In the future, overcoming the blood-brain barrier remains a barrier to delivering P13K-beta inhibitors into the brain, which will be crucial for translating the results into the clinic to help patients.
“We will resolve these issues in our future studies,” Sheng said.
The study’s co-first authors are Kevin Pridham, former postdoctoral associate at the Fralin Biomedical Research Institute, and Kasen Hutchings and Patrick Beck, two former Virginia Tech Carilion School of Medicine medical students who are continuing their medical careers in radiology in Las Vegas and Pediatrics in Philadelphia, respectively.
Cell samples were provided by the Carilion Clinic. The study results are based in part on data generated by the Cancer Genome Atlas research network, the Dependency Map, the Genotype-Tissue Expression or the Chinese Glioma Genome Atlas.
Funding: The research was supported by the National Institutes of Health.
About this brain cancer research news
Author: John Pasteur
Source: Virginia Tech
Contact: John Pastor–Virginia Tech
Picture: Image is credited to Neuroscience News
Original research: Free access.
“Selective regulation of chemosensitivity in glioblastoma by phosphatidylinositol 3-kinase beta” by Zhi Sheng et al. iScience
Abstract
Selective regulation of chemosensitivity in glioblastoma by phosphatidylinositol 3-kinase beta
Strong points
- Divergent roles of PI3K kinases in glioblastoma chemoresistance
- PI3Kβ outperforms PI3Kα/δ/γ in chemoresistance
- PI3Kβ inhibitors are effective chemosensitizers
- PI3Kβ regulates drug sensitivity in glioblastoma stem cells
Summary
Resistance to chemotherapies such as temozolomide poses a major obstacle to the effective treatment of treatment-resistant glioblastoma. This challenge arises from the activation of phosphatidylinositol 3-kinase (PI3K), making it an attractive therapeutic target.
However, nonselective blockade of PI3K kinases PI3Kα/β/δ/γ resulted in adverse clinical outcomes. It is therefore imperative to study individual kinases involved in glioblastoma chemosensitivity.
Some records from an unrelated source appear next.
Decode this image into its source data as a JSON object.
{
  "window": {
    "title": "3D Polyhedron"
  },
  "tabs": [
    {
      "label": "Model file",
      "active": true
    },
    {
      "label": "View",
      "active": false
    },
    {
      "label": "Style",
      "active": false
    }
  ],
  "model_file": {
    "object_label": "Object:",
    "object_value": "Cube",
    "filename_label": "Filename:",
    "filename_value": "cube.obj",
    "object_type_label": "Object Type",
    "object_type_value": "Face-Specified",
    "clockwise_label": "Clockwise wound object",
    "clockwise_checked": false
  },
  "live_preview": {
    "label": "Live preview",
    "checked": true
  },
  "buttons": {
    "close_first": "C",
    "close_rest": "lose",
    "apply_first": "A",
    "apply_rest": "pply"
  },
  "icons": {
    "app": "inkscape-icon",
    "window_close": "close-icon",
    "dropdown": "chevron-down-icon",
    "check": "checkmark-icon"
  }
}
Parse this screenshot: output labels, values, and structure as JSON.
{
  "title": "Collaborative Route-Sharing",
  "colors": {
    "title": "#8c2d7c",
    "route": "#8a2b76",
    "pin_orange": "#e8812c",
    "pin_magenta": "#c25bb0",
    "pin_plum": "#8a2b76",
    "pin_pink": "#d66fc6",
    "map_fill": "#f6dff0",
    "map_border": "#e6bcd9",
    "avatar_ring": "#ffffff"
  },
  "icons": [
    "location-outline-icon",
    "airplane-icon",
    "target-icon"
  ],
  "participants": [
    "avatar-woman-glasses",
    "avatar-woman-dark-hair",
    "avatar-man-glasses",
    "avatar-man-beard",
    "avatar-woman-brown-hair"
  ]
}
Here we report that PI3K kinases were unequally expressed in glioblastoma, with PI3Kβ levels being highest.
Patients deficient in O6-methylguanine-DNA-methyltransferase (MGMT) and expressing high levels of PI3Kβ, defined as deficient in MGMT/high PI3Kβ, were less sensitive to temozolomide and had a poor prognosis. Consistently, MGMT-deficient/high PI3Kβ glioblastoma cells were resistant to temozolomide.
Disruption of PI3Kβ, but not other kinases, glioblastoma cells or MGMT/PI3Kβ-deficient sensitized tumors elevated by temozolomide. Furthermore, selective PI3Kβ inhibitors and temozolomide synergistically attenuated the growth of glioblastoma stem cells.
Our results demonstrated the essential role of PI3Kβ in chemoresistance, making selective blockade of PI3Kβ an effective chemosensitizer for glioblastoma.